As the Financial Crisis Inquiry Commission said:
“The Commission concluded that this crisis was avoidable. It found widespread failures in financial regulation; dramatic breakdowns in corporate governance; excessive borrowing and risk-taking by households and Wall Street; policy makers who were ill prepared for the crisis; and systemic breaches in accountability and ethics at all levels. […] The greatest tragedy would be to accept the refrain that no one could have seen this coming and thus nothing could have been done. If we accept this notion, it will happen again.”

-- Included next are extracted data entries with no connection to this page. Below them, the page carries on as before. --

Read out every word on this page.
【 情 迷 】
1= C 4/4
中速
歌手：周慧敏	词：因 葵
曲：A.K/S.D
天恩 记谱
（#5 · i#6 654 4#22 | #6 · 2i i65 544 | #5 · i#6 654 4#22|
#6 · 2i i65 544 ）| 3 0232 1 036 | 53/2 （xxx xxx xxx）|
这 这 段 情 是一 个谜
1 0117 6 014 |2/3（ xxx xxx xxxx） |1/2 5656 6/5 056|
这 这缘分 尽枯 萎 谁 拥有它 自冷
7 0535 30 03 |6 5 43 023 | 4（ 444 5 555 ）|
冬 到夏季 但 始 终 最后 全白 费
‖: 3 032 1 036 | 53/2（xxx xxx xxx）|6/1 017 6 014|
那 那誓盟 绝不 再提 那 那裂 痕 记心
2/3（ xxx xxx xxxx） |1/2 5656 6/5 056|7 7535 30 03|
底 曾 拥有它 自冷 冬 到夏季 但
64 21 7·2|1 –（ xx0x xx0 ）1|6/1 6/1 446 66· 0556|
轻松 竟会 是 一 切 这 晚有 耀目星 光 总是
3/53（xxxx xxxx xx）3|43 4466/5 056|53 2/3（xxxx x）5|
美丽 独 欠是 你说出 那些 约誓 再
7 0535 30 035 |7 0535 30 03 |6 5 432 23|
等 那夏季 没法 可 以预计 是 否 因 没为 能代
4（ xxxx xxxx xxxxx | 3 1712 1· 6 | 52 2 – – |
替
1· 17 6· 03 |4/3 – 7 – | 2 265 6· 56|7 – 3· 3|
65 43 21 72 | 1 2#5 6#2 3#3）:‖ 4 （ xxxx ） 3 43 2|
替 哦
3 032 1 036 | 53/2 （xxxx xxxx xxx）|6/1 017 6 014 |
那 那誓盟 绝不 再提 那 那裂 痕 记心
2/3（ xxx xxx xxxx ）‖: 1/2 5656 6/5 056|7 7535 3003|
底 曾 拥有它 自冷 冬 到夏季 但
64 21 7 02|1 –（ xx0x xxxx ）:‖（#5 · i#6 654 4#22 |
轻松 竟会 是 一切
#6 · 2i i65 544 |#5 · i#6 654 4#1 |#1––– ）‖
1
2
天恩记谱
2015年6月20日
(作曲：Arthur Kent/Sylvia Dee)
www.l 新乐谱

Today, the lessons of the financial crisis haven’t been forgotten. Everyone can remember what happened ten years ago and its follow-on Great Recession. Its hollow recovery still holds back many consumers and communities.
No the lessons aren’t forgotten, they’re being ignored and the reforms intended to prevent a massive Wall Street fueled economic disaster from happening again are being repealed. What’s wrong with that picture? We need to defend Dodd-Frank and the Consumer Bureau, not tear them down.